子供のころの中国と言うと「キョンシー」「中国4000年の歴史」というキーワードが出てくる。どちらかというと、それほど悪い感情は持っていなかったのではないかと思う。しかし、自分が大人になっていくにつれて中国に関する様々な報道を目にするにつけ、何を考えているか分からない国というイメージが出てきて、そして国家間としてもそれほど良い関係ではないように見えてくる。
そうはいっても、この国と今後付き合わなくてもよいということは絶対にありえなく、経済的な面では必要不可欠な存在であると言える。
今は、実際に中国(人)と接するという機会は無いものの、いつかは中国と接することが避けられないであろう状況において、単に嫌いだからとか、そういう理由でさけることは決して得策ではないと考える。そのため、私は今回本書を読了することとした。
私が、中国という国について、一面的な見方だけではない知識を得るための3つのポイントについて知るために本書を読了した。
1つ目は、「共産党員でなければ「話語権」はないのか?」というものだ。
とにかく自分のことばかり話す、これが中国人のイメージだ。人の話はお構いなく、とにかく自分が言いたいことをまくしたてる、そんなイメージしかもっていなかった。
しかし、それが職場では少し違うという。職場などでは、上司等に対してその部下が単独で何かを主張するということは少なく、もしも何か意見などがあるときには、あらかじめ裏で部下は集団となりまとまった上で、上司に意見するということが多いという。一人で上司に楯ついたとしても、それは認められないばかりではなく、後でひどいしっぺ返しを食らうことが当たり前だという。
これは意外であった。中国人と言うと誰が相手でもいつでもどこでもお構いなしに好き勝手にモノを言い、その場をかき回すというイメージしかなかったが、これは想いもよらないものであった。
2つ目は、「政治批判は中国人の特権?」というものだ。
中国には言論の自由がない、これもよく言われるものだ。一時、グーグルが中国からそれを理由に撤退を考えていたというが、インターネットですら監視されているというのが中国の印象であった。
筆者は、中国には言論の自由は全くないわけではなく、次の範囲において認められているものだとする。それは、「体制や政権を批判しないレベルで大衆に保障された発言の自由~」としている。つまり、あくまで言論の自由とは為政者が逐次チェックをしており、自身を揺るがすようなものについては、それを脅かすものとして認めないというものである。
3つ目は、「プロパガンダの限界」というものだ。
中国政府が発表する映像等を見ることがあるが、正直それは何か無理に何かを押し込めようとしており、違和感を感じることが多い。これについては確かにプロパガンダと分かり切っているので、「そういうもの」とみておけば特に腹も立たないし、かえっておかしさも感じる。
それについて、近年中国は世界的に注目を集める国家であり、それが世界的に多くの注目を集めることで、対内向きと対外向きとでそのバランスに苦慮するようになってきたと言われている。
本書では尖閣諸島沖での中国漁船衝突を紹介し、国内の反発を抑えるために強気の発表をしたものの、国際社会からはそれに対する非難が起こる、というジレンマに陥っていると紹介し、政府自身のパフォーマンスには少しずつ限界が近付いているとしている。

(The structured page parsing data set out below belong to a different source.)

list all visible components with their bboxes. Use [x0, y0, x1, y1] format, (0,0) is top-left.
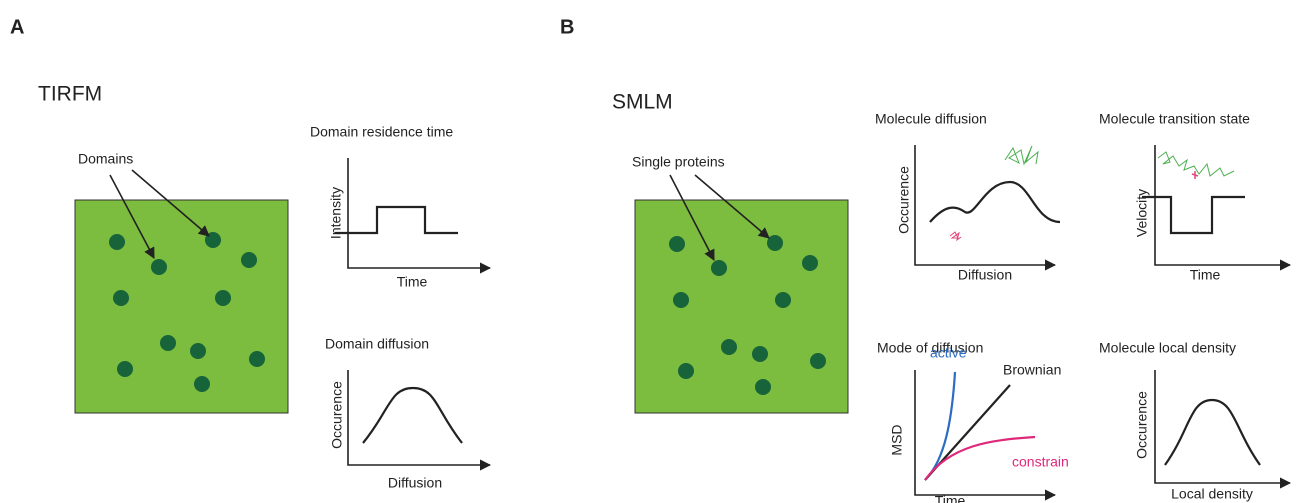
- method-label: TIRFM: [38, 83, 102, 106]
- axes: [348, 158, 490, 268]
- axes: [348, 370, 490, 465]
- axes: [1155, 145, 1290, 265]
- figure: A TIRFM Domains Domain residence time In…: [0, 0, 1296, 503]
- curve: [1142, 197, 1245, 233]
- plot-title: Domain diffusion: [325, 336, 429, 352]
- x-label: Local density: [1171, 486, 1253, 502]
- curve: [363, 388, 462, 443]
- x-label: Diffusion: [388, 475, 442, 491]
- curve-label: constrain: [1012, 454, 1069, 470]
- y-label: MSD: [889, 424, 905, 455]
- y-label: Velocity: [1134, 189, 1150, 237]
- green-field: [635, 200, 848, 413]
- plot-title: Domain residence time: [310, 124, 453, 140]
- curve: [930, 182, 1060, 222]
- x-label: Diffusion: [958, 267, 1012, 283]
- green-field: [75, 200, 288, 413]
- curve: [335, 207, 458, 233]
- y-label: Occurence: [1134, 391, 1150, 459]
- image-label: Single proteins: [632, 154, 725, 170]
- axes: [1155, 370, 1290, 483]
- curve: [1165, 400, 1260, 465]
- curve-label: active: [930, 345, 967, 361]
- x-label: Time: [397, 274, 428, 290]
- image-label: Domains: [78, 151, 133, 167]
- plot-title: Molecule local density: [1099, 340, 1236, 356]
- x-label: Time: [1190, 267, 1221, 283]
- method-label: SMLM: [612, 91, 673, 114]
- axes: [915, 370, 1055, 495]
- y-label: Intensity: [328, 187, 344, 239]
- trajectory: [950, 232, 961, 240]
- panel-label: A: [10, 16, 24, 38]
- y-label: Occurence: [329, 381, 345, 449]
- y-label: Occurence: [896, 166, 912, 234]
- plot-title: Molecule diffusion: [875, 111, 987, 127]
- transition: [1192, 171, 1198, 179]
- trajectory: [1005, 146, 1038, 164]
- plot-title: Molecule transition state: [1099, 111, 1250, 127]
- panel-label: B: [560, 16, 574, 38]
- x-label: Time: [935, 493, 966, 503]
- trajectory: [1158, 152, 1234, 176]
- curve-label: Brownian: [1003, 362, 1061, 378]
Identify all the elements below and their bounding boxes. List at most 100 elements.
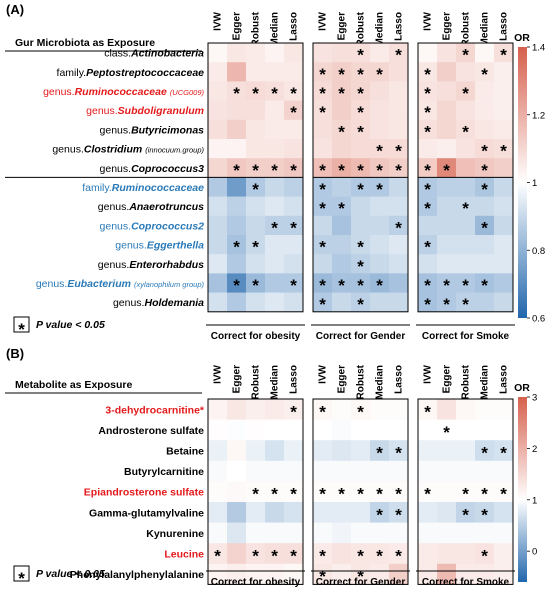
significance-star: * (376, 547, 383, 566)
row-label: genus.Enterorhabdus (98, 259, 204, 271)
heatmap-cell (351, 273, 371, 293)
heatmap-cell (208, 139, 228, 159)
heatmap-cell (284, 196, 304, 217)
significance-star: * (233, 276, 240, 295)
heatmap-cell (456, 543, 476, 565)
heatmap-cell (389, 43, 409, 63)
heatmap-cell (208, 419, 228, 441)
heatmap-cell (475, 399, 495, 420)
significance-star: * (443, 295, 450, 314)
significance-star: * (462, 505, 469, 524)
heatmap-cell (456, 81, 476, 101)
heatmap-cell (475, 254, 495, 274)
heatmap-cell (313, 460, 333, 482)
heatmap-cell (456, 62, 476, 82)
significance-star: * (424, 122, 431, 141)
heatmap-cell (227, 43, 247, 63)
heatmap-cell (494, 399, 514, 420)
heatmap-cell (456, 158, 476, 178)
legend-text: P value < 0.05 (36, 568, 105, 580)
heatmap-cell (437, 460, 457, 482)
heatmap-cell (389, 215, 409, 236)
heatmap-cell (494, 62, 514, 82)
significance-star: * (481, 142, 488, 161)
heatmap-cell (389, 62, 409, 82)
heatmap-cell (389, 119, 409, 140)
significance-star: * (443, 276, 450, 295)
heatmap-cell (313, 543, 333, 565)
heatmap-cell (246, 522, 266, 544)
heatmap-cell (494, 119, 514, 140)
heatmap-cell (418, 81, 438, 101)
row-label: genus.Holdemania (113, 297, 204, 309)
heatmap-cell (208, 563, 228, 585)
heatmap-cell (418, 399, 438, 420)
row-label-prefix: genus. (100, 220, 132, 232)
heatmap-cell (389, 481, 409, 503)
heatmap-cell (208, 119, 228, 140)
heatmap-cell (284, 119, 304, 140)
heatmap-cell (227, 62, 247, 82)
heatmap-cell (437, 139, 457, 159)
heatmap-cell (332, 158, 352, 178)
row-label: Gamma-glutamylvaline (89, 507, 204, 519)
significance-star: * (290, 485, 297, 504)
significance-star: * (357, 238, 364, 257)
heatmap-cell (418, 502, 438, 523)
heatmap-cell (284, 563, 304, 585)
significance-star: * (357, 547, 364, 566)
column-header: Median (480, 365, 491, 399)
heatmap-cell (208, 481, 228, 503)
heatmap-cell (284, 215, 304, 236)
row-label-name: Androsterone sulfate (98, 425, 204, 437)
heatmap-cell (351, 215, 371, 236)
heatmap-cell (313, 502, 333, 523)
heatmap-cell (456, 100, 476, 121)
significance-star: * (338, 84, 345, 103)
heatmap-cell (265, 292, 285, 313)
heatmap-cell (370, 481, 390, 503)
significance-star: * (233, 161, 240, 180)
heatmap-cell (370, 254, 390, 274)
heatmap-cell (437, 43, 457, 63)
significance-star: * (481, 485, 488, 504)
heatmap-cell (494, 139, 514, 159)
heatmap-cell (227, 563, 247, 585)
significance-star: * (424, 276, 431, 295)
heatmap-cell (351, 502, 371, 523)
row-label-prefix: genus. (36, 278, 68, 290)
column-header: IVW (423, 364, 434, 383)
significance-star: * (290, 103, 297, 122)
heatmap-cell (418, 196, 438, 217)
heatmap-cell (284, 460, 304, 482)
significance-star: * (395, 142, 402, 161)
heatmap-cell (475, 460, 495, 482)
heatmap-cell (208, 273, 228, 293)
group-frame (207, 398, 304, 585)
heatmap-cell (456, 481, 476, 503)
heatmap-cell (313, 100, 333, 121)
heatmap-cell (370, 81, 390, 101)
column-header: Lasso (394, 365, 405, 394)
heatmap-cell (284, 481, 304, 503)
heatmap-cell (418, 43, 438, 63)
group-label: Correct for Smoke (422, 331, 510, 342)
heatmap-cell (265, 62, 285, 82)
heatmap-cell (227, 440, 247, 462)
heatmap-cell (246, 563, 266, 585)
heatmap-cell (351, 177, 371, 197)
colorbar-tick-label: 0.8 (532, 246, 545, 257)
heatmap-cell (475, 62, 495, 82)
heatmap-cell (475, 502, 495, 523)
exposure-header: Gur Microbiota as Exposure (15, 37, 155, 49)
heatmap-cell (265, 254, 285, 274)
group-label: Correct for Gender (316, 331, 406, 342)
significance-star: * (357, 295, 364, 314)
row-label-name: Actinobacteria (130, 48, 204, 60)
heatmap-cell (313, 196, 333, 217)
heatmap-cell (418, 460, 438, 482)
heatmap-cell (389, 139, 409, 159)
significance-star: * (481, 505, 488, 524)
heatmap-cell (284, 254, 304, 274)
heatmap-cell (246, 254, 266, 274)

中国も少しずつ変わってきている。それを感じたのは、本書を読み終えた後に列車の脱線事故だった。本書の考え方?、今までの中国であれば、こういうものはさっさと何事もなかったかのように処理しようとしたが、この後は遺族等の激しい抗議、インターネット上での書き込み等により、政府は全てを闇に葬り去ろうとした当初の方針を覆えざるをえなくなった。今までであれば関係者を力で黙らせようとしていたであろうが、もはやそれが通用しないところまで来ているのではないかということを感じた事件であった。

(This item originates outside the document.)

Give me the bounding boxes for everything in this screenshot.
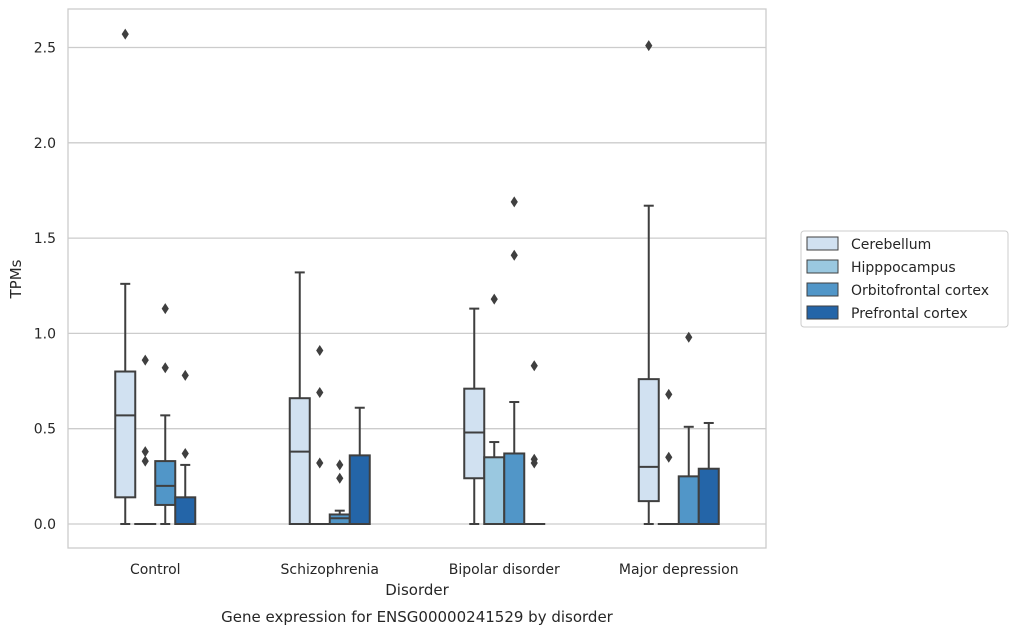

今後いきなり民主化するとは到底思えないが、少なくとも今のような状況は継続することは不可能であると思う。そして、今よりはもう少し分かりやすい、透明な国家に近づくのではないだろうかと感じている。そうした時のために少しずつ、そんな国家に住む人たちのメンタリティーを知るという意味においても本書を読むことは決して損にはならないであろう。